Private water distributors must halt their small-time business of selling drinking water door to door, according to a Phnom Penh Municipality directive that takes effect Jan 15.

The distributors have been banned from buying water from the city, and from selling water to villagers.

Sun Kheng Lim, director of the Phnom Penh Water Supply’s Sales Department, said the order is to protect people’s health, as well as the Water Supply’s credibility, since many private distributors buy clean water from the city and then mix it with well water.

The water is most often delivered by truck to nearby rural areas, such as the city’s Dangkao district or Kandal province’s Takhmau district, where it is sold to villagers who do not have access to water wells or the city’s pipe system.

“We just worry about the people’s health,” Sun Kheng Lim said. “We don’t want them to use our water in such a tricky way with the customers. If we allow them to keep doing so, it will affect our reputation.”

Ek Sun Chan, Phnom Penh Water Supply director general, issued the order Dec 24.

Several distributors called the order a type of “dictatorship” that will deprive poor people in re­mote villages access to clean water.

Water truck driver Mak Samnang said he has never cheated his customers. Buyers easily know about the water’s quality just by looking at it, he said.

Another distributor, Hong Im, said he is not only worried about his business, but also about his family’s ability to find good water.

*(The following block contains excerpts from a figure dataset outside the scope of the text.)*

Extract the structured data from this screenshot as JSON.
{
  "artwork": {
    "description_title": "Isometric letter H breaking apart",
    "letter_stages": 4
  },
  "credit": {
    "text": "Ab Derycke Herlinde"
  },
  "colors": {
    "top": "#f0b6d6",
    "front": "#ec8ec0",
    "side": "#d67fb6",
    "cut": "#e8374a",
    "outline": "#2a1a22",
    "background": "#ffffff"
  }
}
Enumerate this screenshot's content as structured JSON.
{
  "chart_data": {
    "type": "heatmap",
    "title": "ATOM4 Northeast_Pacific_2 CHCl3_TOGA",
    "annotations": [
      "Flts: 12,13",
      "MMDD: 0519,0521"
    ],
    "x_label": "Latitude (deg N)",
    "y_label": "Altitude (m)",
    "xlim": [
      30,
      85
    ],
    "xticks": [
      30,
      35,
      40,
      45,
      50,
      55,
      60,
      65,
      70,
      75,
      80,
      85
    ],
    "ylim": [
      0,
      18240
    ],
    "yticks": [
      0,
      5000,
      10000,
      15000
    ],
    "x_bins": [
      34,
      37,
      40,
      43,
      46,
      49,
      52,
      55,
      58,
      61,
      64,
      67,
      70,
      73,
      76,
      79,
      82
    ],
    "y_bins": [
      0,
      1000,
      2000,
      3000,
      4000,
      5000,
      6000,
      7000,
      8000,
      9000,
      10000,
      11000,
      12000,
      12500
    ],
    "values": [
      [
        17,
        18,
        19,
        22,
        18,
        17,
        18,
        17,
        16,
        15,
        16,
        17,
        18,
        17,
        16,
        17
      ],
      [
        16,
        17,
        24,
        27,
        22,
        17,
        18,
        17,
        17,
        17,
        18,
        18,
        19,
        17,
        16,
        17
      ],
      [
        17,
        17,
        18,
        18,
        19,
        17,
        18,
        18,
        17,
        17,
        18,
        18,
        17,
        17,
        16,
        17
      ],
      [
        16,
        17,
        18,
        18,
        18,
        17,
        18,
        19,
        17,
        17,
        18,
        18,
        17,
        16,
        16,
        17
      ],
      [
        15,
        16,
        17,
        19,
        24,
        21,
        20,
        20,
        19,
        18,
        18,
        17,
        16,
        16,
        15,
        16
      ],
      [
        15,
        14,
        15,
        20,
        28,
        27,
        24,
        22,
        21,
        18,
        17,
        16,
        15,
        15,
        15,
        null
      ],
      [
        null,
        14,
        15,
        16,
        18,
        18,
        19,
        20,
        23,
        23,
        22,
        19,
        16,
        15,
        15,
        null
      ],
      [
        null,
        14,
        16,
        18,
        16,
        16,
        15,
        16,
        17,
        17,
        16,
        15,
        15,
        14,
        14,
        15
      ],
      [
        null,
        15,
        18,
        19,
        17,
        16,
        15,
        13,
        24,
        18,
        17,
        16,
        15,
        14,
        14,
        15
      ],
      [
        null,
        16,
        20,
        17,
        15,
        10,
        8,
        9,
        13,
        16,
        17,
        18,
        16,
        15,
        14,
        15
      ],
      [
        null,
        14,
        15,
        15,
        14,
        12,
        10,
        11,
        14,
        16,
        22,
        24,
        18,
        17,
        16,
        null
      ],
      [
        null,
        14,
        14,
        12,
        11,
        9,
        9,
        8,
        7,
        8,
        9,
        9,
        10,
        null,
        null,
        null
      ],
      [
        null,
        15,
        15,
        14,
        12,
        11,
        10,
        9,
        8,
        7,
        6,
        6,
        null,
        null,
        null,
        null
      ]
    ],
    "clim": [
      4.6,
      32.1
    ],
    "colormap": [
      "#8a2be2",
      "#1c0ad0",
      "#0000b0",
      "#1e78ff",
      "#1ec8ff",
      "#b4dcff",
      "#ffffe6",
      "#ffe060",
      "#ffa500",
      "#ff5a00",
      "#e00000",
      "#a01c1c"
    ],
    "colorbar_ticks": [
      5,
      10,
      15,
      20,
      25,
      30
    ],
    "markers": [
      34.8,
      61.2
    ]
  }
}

Two years ago, he lived in one of the squatter communities in the center of Phnom Penh. A series of fires destroyed many of those shanty communities, and authorities relocated families such as Hong Im’s to the rural areas of the city, such as Krang Thnong commune in Dangkao.

An NGO built two water wells for villagers in the commune’s Krang Angkrang village. But one broke down, and the other is insufficient to supply all of the village’s 300 families.

Because of the order, Hong Im said he might have to find water from ponds, “even if it is not safe enough for people.” One way or another, “we have to provide for people,” he said.

Some villagers complained they spend 30,000 riel (about $7.50) per month to buy the privately distributed water—a large expense they would not have in the city, where water is cheap.

Sun Kheng Lim said the city plans to lay more water pipes that will extend access to clean—and less pricey—water to 80 percent of Phnom Penh residents. About 1,000 km of new water pipes should be built by 2007, he said.

In the meantime, he said, villagers in remote areas of the city can request special distributions from Water Supply authorities.